Lycurgus

Plutarch

Plutarch. Plutarch's Lives, Vol. I. Perrin, Bernadotte, translator. Cambridge, MA: Harvard University Press; London: William Heinemann Ltd., 1914.

With a view to attack luxury still more and remove the thirst for wealth, he introduced his third and most exquisite political device, namely, the institution of common messes, so that they might eat with one another in companies, of common and specified foods, and not take their meals at home, reclining on costly couches at costly tables, delivering themselves into the hands of servants and cooks to be fattened in the dark, like voracious animals,

and ruining not only their characters but also their bodies, by surrendering them to every desire and all sorts of surfeit, which call for long sleeps, hot baths, abundant rest, and, as it were, daily nursing and tending.
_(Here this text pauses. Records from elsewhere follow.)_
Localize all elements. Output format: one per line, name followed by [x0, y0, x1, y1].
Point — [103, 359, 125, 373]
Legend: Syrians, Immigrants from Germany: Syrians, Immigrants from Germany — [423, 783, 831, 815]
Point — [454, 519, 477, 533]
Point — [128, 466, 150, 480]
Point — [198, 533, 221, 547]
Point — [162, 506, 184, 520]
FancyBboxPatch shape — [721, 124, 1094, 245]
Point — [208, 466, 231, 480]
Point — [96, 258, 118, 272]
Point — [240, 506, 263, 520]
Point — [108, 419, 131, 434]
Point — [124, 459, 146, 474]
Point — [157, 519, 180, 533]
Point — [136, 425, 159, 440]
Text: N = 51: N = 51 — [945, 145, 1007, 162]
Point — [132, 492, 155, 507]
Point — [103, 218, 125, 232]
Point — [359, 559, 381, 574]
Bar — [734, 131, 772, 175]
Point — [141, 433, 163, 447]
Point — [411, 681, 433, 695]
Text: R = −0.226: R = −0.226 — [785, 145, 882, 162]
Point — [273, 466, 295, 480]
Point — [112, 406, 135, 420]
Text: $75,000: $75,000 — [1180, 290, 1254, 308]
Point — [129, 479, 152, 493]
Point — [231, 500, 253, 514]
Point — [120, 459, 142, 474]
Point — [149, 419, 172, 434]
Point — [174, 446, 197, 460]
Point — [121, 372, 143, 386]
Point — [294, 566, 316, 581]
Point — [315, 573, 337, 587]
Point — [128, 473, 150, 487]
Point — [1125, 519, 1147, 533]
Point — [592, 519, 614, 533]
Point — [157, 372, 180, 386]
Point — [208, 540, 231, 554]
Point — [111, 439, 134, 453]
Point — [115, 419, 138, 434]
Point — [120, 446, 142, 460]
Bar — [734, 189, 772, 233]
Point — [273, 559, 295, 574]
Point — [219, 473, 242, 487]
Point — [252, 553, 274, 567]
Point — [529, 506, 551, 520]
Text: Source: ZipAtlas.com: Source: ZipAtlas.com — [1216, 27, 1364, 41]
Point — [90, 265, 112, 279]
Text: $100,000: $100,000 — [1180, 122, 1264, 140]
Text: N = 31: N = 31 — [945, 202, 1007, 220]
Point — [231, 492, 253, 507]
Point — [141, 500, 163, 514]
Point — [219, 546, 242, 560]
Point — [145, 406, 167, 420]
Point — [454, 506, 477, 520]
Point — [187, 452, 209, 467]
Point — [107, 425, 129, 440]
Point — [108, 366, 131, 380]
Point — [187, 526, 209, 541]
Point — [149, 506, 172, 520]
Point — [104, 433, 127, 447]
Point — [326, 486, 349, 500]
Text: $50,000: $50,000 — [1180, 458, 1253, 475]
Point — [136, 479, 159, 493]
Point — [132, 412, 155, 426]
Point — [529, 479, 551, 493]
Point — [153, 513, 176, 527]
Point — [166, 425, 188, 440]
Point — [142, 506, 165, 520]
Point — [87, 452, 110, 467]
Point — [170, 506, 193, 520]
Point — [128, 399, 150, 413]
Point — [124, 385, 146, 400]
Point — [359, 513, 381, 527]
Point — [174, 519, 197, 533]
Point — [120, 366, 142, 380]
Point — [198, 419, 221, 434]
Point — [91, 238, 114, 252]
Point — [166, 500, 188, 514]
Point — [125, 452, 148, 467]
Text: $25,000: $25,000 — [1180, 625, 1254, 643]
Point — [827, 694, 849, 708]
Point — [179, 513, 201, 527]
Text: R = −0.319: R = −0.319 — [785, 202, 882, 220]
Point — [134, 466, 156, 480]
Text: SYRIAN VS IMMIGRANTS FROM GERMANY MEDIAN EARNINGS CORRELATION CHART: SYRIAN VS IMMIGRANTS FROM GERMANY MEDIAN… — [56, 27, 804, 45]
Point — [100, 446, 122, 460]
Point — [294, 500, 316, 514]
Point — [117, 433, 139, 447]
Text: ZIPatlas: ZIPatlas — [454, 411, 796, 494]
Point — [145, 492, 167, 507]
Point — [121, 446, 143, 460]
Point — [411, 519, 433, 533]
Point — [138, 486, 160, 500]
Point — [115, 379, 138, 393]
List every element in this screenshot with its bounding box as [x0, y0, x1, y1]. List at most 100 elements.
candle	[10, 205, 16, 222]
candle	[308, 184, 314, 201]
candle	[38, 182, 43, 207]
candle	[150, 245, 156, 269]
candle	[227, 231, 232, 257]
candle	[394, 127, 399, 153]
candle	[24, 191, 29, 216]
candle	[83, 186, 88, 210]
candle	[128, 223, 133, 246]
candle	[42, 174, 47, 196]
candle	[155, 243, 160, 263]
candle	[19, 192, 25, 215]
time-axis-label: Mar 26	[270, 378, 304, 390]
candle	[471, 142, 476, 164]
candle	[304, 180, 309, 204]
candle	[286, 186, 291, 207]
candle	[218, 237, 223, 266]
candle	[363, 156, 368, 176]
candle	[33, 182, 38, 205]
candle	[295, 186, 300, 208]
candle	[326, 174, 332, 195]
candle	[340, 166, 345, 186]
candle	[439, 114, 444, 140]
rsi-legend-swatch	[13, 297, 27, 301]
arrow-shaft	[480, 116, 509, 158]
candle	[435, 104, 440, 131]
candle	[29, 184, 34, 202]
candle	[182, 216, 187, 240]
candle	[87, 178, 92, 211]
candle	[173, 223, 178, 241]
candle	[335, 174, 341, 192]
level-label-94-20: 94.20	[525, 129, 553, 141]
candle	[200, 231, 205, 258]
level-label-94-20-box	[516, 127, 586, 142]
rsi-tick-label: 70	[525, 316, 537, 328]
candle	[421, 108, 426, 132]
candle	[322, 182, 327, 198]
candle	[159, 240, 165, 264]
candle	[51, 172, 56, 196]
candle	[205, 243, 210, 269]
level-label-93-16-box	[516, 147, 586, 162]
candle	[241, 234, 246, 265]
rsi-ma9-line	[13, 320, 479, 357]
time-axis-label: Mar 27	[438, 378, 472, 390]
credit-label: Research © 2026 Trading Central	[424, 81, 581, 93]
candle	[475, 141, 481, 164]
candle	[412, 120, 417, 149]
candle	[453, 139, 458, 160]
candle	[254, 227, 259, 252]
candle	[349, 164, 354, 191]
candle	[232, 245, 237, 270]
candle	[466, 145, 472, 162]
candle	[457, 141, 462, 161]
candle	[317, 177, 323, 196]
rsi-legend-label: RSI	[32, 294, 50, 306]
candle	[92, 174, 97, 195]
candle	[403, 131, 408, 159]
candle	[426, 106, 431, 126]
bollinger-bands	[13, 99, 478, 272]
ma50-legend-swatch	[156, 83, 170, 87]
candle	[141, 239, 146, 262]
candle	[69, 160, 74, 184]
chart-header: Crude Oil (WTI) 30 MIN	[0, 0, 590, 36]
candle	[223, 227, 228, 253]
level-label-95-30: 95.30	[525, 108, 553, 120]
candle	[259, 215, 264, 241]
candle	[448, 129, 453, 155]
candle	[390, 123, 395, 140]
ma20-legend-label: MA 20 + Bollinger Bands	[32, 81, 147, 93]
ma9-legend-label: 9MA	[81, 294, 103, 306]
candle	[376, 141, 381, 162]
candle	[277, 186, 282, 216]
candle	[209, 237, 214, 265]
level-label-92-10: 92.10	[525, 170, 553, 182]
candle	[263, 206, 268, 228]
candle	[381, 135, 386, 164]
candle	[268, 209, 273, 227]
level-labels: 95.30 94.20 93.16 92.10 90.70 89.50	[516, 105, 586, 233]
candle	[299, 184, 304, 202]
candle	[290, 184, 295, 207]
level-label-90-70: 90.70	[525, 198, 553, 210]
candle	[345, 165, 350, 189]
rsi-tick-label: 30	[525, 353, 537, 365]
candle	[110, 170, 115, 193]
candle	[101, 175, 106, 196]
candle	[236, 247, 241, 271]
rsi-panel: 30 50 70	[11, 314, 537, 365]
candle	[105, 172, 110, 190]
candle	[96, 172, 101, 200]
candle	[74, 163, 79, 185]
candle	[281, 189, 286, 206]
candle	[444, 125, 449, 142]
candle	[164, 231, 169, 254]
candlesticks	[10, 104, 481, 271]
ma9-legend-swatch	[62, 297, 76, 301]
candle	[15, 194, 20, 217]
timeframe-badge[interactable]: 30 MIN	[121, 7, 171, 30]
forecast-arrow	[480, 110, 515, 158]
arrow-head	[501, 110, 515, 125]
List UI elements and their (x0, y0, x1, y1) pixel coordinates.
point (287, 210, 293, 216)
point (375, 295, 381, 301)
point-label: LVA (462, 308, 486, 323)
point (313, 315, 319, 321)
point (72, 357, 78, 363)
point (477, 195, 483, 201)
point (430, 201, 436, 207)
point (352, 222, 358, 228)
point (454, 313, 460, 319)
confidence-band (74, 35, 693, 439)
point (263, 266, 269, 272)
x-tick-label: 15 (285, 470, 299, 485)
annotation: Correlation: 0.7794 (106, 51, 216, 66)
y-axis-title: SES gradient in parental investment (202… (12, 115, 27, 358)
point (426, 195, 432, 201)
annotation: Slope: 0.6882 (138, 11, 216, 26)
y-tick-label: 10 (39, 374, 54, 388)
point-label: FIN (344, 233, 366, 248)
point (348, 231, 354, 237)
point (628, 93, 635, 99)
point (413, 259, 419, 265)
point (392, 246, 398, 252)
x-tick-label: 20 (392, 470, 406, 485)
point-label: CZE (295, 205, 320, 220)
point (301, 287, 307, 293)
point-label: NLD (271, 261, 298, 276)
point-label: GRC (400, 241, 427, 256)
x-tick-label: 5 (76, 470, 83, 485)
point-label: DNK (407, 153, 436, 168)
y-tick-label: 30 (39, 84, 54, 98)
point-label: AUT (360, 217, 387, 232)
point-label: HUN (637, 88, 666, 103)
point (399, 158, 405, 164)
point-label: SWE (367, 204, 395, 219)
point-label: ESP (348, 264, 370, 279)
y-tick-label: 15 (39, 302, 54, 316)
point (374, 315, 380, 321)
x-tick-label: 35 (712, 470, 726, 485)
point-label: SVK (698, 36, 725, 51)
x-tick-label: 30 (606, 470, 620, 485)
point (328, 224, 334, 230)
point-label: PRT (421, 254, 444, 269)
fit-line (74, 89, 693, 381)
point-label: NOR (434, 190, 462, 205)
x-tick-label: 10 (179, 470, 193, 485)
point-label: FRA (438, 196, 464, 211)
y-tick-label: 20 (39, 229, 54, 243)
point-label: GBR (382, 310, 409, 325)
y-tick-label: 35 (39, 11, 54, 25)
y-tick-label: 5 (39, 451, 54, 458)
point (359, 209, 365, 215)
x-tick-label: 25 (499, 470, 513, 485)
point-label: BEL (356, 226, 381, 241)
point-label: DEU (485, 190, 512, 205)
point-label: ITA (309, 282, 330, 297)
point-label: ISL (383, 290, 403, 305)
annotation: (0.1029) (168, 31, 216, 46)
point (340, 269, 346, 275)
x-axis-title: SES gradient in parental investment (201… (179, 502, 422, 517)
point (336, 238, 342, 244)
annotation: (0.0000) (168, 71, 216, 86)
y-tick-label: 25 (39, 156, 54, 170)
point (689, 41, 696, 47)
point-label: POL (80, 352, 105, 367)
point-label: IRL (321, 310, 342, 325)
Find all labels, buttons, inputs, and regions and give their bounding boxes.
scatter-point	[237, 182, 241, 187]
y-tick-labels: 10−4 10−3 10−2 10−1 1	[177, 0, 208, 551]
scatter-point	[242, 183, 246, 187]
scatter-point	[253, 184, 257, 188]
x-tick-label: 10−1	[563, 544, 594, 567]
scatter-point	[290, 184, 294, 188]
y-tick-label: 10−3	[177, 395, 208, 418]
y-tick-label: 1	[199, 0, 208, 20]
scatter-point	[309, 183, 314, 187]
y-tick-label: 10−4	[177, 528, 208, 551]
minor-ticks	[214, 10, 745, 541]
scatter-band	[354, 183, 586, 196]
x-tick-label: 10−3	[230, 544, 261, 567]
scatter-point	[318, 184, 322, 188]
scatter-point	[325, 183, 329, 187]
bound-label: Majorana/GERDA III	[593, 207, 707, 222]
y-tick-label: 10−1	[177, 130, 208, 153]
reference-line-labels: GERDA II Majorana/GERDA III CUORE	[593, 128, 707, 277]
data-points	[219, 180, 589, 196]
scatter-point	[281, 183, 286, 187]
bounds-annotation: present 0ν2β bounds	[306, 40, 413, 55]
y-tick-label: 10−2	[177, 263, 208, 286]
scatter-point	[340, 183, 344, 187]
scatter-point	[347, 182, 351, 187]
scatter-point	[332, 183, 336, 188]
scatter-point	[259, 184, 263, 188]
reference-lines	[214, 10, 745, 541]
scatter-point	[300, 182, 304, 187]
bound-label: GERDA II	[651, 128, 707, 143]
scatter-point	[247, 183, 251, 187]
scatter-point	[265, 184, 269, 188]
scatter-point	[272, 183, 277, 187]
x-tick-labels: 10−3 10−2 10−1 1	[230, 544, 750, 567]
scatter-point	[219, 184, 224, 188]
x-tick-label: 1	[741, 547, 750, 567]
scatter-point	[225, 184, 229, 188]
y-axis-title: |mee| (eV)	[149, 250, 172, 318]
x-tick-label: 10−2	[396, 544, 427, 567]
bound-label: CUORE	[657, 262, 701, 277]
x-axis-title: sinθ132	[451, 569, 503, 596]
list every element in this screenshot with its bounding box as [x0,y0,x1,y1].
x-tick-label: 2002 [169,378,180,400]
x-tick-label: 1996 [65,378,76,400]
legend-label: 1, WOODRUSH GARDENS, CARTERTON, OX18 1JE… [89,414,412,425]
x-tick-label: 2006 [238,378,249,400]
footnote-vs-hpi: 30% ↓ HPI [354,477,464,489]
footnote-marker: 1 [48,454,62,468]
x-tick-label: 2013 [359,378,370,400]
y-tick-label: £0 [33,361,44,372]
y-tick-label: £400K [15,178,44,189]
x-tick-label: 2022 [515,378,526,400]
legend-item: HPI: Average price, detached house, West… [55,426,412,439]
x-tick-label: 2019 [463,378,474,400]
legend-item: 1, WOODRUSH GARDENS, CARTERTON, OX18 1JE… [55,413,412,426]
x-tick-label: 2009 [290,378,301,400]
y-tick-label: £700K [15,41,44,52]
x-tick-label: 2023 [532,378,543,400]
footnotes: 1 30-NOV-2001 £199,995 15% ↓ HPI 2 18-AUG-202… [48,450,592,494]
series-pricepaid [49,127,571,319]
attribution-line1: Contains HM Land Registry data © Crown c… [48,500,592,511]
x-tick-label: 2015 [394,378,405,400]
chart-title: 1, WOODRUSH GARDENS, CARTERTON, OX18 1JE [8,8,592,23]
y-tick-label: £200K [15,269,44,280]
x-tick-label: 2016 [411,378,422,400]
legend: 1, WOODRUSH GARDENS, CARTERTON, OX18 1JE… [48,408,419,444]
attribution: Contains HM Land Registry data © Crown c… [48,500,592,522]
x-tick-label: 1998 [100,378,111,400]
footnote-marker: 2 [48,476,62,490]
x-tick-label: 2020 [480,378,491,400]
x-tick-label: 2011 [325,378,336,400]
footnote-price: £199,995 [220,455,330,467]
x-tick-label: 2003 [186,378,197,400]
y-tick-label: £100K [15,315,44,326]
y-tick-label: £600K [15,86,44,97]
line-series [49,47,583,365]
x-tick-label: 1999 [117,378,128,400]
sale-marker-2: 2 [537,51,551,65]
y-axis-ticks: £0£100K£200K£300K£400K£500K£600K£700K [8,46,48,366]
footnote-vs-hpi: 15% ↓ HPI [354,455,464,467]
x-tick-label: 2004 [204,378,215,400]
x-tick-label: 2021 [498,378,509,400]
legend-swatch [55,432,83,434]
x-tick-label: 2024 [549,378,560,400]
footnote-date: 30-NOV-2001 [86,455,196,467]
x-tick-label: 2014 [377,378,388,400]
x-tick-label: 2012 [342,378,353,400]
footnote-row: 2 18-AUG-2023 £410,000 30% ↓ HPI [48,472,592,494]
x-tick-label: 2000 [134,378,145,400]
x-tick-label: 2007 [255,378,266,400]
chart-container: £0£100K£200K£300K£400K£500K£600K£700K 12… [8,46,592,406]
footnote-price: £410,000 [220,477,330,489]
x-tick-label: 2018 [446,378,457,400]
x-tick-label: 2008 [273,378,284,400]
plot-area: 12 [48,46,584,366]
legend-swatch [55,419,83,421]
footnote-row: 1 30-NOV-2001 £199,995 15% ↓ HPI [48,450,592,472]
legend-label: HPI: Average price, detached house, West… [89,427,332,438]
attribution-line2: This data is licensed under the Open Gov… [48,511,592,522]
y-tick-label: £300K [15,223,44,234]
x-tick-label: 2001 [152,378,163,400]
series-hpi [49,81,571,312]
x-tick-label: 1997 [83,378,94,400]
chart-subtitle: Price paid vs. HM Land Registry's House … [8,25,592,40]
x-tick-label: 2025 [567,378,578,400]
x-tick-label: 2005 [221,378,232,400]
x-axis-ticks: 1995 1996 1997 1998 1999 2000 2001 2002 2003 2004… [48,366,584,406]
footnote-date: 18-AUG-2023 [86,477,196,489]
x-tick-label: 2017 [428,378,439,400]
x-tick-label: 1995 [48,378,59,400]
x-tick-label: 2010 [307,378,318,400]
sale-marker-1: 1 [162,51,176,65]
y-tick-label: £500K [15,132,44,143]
This was surely a great achievement, but it was a still greater one to make wealth an object of no desire, as Theophrastus says, and even unwealth, [*](Cf. Morals, p. 527 b. ) by this community of meals and simplicity of diet.

For the rich man could neither use nor enjoy nor even see or display his abundant means, when he went to the same meal as the poor man; so that it was in Sparta alone, of all the cities under the sun, that men could have that far-famed sight, a Plutus blind, and lying as lifeless and motionless as a picture. For the rich could not even dine beforehand at home and then go to the common mess with full stomachs, but the rest kept careful watch of him who did not eat and drink with them, and reviled him as a weakling, and one too effeminate for the common diet.